Diagnostic criteria include visualization of a lucent flap and delayed filling and washout of the false lumen. The expanding false lumen may compress the true lumen and cause it to become narrowed. A dual lumen aorta is noted when both the true and false lumens are opacified (see the image below). Aortic intramural hematoma (AIH) is almost impossible to diagnose with aortography because no compression of the lumen exists. 
During aortography, overinjection of the false lumen should be avoided if it is entered during the procedure. The operator should be suspicious if he or she has difficulty advancing the guidewire into the aortic valve. Abdominal and pelvic aortography should be included in the diagnostic study to assess the level of the reentry site. Obstruction of the aortic branches may be noted (most commonly in the left renal artery, which is the site in approximately 25-30% of patients). Visceral and extremity ischemia may occur when the superior or inferior mesenteric arteries and the iliac arteries are compromised.

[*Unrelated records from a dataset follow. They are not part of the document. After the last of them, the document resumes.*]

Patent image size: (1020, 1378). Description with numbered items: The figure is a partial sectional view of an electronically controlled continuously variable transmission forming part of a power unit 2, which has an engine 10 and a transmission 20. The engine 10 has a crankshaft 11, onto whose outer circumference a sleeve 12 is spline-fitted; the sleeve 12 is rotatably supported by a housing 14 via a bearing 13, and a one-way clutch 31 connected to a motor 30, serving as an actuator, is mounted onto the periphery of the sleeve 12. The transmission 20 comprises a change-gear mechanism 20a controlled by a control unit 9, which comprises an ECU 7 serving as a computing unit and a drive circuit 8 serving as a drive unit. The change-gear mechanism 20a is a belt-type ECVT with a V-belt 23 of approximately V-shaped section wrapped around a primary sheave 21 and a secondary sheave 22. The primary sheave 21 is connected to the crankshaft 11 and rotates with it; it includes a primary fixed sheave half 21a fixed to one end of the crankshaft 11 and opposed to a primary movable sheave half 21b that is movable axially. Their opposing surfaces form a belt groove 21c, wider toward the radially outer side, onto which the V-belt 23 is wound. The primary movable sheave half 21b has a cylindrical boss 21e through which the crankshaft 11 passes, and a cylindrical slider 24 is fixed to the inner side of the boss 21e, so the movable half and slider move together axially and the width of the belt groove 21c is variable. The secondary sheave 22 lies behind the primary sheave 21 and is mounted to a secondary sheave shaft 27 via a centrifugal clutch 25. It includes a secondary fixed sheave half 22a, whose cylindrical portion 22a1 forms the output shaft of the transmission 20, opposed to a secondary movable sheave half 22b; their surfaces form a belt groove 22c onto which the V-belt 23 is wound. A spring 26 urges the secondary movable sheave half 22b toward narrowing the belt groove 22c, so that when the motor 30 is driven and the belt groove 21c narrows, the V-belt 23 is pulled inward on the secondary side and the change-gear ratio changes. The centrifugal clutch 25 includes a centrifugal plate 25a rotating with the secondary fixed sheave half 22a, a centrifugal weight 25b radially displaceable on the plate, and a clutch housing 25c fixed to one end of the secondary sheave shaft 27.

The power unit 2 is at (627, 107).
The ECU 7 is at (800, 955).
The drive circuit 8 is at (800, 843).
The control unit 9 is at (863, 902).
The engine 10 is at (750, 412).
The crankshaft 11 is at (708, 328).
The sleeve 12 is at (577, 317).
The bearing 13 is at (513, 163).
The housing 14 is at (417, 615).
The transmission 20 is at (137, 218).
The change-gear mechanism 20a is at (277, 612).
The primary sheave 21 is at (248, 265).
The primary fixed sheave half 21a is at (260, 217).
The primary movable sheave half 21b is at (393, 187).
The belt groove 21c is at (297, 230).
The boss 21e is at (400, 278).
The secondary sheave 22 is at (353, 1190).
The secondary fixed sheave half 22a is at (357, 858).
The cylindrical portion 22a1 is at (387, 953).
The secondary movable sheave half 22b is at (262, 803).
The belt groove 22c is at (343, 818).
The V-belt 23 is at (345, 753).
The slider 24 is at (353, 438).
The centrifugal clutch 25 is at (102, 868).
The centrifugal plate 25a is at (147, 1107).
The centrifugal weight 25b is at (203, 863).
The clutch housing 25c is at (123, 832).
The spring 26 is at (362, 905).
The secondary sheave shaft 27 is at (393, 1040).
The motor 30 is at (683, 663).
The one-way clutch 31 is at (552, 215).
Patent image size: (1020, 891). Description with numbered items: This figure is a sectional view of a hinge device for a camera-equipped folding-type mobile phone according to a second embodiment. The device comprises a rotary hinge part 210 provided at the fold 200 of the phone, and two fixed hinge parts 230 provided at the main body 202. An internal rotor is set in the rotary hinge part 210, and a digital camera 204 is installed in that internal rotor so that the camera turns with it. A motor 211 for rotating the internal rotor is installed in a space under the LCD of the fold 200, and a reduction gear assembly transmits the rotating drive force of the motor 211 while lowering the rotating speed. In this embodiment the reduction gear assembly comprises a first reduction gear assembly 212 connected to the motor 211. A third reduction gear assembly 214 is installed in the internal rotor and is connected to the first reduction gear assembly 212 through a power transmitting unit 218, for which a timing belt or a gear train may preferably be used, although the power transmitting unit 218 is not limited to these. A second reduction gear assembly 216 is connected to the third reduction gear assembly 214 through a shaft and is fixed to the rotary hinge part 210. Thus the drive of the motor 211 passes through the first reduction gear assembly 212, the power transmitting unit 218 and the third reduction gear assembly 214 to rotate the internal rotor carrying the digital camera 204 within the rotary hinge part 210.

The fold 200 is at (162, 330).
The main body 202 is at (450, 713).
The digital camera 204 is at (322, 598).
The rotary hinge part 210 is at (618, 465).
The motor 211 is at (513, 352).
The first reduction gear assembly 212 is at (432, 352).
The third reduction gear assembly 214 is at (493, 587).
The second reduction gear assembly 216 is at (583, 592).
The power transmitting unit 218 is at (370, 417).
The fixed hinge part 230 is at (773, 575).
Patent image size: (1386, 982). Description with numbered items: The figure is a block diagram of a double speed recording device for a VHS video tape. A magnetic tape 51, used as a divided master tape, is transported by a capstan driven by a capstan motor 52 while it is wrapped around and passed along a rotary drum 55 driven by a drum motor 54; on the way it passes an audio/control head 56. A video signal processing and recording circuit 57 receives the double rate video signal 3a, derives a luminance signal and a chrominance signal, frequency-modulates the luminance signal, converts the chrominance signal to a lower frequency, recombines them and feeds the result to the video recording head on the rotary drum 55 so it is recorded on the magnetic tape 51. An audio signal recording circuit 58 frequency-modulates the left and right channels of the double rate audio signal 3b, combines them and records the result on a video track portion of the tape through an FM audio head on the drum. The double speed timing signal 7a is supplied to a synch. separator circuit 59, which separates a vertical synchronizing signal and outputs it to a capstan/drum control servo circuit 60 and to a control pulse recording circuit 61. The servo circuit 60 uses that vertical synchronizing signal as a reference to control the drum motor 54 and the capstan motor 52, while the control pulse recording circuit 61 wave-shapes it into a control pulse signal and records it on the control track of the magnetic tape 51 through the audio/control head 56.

Pitfalls of angiography include a lack of visualization of the false lumen because of thrombosis or inadequate opacification with contrast material. Streak artifacts secondary to aortic or cardiac motion or opacification of the sinus of Valsalva may be confused with thrombus. Pitfalls also include missing the diagnosis of an intramural hematoma (frequently associated with progression to frank dissection) and misdiagnosis when the false lumen is thrombosed.